These days, we don’t really know what to think of “analysts”. Some of them are content to describe the market figures but others seem to speculate a bit too much, just to make themselves look good. We often see this for Apple, but we are quite surprised to find this tendency at John Peddie Research, who usually just comments on the numbers the company compiles. And the latest verdict about Intel is rather radical. According to JPR, the rookies may be considering closing their graphics processing unit (GPU) department due to heavy losses that have accumulated over the years. JPR estimates that the Accelerated Computing Systems and Graphics (AXG) group has generated a $3.5 billion loss at Intel. But the beginning of the analysis raises questions: JPR sees a loss where others see an investment…How can you expect to reap if you never sow?
Could Intel abandon GPUs?
John Peddie, the founder of JPR, estimates that since its creation, the AXG group has cost Intel $3.5 billion in investments. He considers that the first launch signals are not encouraging while its two main competitors are getting stronger and a new competition, coming from China, seems more advanced. Finally, he notes that Intel is quickly getting rid of divisions which he does not perceive the signals of profitability: 5G modems sold to Apple, the Optane division, its drone division or McAfee (purchased in 2010). A movement confirmed since the return of Pat Gelsinger. Indeed, the new CEO of Intel has “liquidated” six companies, saving $ 1.5 billion in operating expenses and losses … The reasoning could make one shudder if the ambition on GPUs was not precisely carried by Gelsinger himself.

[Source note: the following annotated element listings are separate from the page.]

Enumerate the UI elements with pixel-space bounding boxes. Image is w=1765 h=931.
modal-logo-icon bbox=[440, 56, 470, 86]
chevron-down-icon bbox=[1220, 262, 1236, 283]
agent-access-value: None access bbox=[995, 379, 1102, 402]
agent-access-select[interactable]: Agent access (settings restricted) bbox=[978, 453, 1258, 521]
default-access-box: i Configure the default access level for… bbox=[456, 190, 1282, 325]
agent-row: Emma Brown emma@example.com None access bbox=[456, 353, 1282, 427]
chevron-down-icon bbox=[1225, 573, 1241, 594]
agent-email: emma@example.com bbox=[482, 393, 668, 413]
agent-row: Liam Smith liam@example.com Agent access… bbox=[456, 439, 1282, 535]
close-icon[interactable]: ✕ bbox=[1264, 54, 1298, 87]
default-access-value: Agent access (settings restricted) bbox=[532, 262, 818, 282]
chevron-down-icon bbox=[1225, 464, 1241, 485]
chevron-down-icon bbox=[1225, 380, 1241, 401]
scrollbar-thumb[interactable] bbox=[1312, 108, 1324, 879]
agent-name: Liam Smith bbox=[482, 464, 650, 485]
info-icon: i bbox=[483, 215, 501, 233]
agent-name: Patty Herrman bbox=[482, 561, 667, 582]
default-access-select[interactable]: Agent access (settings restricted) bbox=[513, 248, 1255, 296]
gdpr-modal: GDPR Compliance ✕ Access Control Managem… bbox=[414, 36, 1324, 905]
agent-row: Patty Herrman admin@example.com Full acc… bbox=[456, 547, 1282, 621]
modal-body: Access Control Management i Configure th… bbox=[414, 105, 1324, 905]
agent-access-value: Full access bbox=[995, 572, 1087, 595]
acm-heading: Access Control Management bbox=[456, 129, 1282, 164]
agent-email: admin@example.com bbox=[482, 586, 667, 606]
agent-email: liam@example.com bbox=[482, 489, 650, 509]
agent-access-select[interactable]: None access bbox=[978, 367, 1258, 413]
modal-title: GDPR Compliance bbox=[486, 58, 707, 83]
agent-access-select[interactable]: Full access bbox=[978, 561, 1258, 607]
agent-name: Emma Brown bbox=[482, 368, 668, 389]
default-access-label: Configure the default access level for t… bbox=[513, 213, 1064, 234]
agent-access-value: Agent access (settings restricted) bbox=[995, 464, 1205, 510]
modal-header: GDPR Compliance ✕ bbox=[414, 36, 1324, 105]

Intel often practices pragmatic suicide but maybe not here…
If JPR’s reasoning could hold water, especially considering Intel’s history where the company has not hesitated to close down entire divisions, sometimes with a certain brutality, the arrival on the GPU market seems to be in line with the strategy pushed by Gelsinger. Moreover, JPR expresses this opinion without relying on any source, he only speculates on rumors to guess what is in the head of the boss of Intel. The latter has been given carte blanche since his return to deploy his strategy. An internal consensus shelters him from stock market pressures in particular… But this consensus will only last for a while. The changing winds of early 2022 clearly prevent us from having a clear opinion. However, for the sake of the market, it would be healthy for Intel to succeed in its entry into the world of GPUs.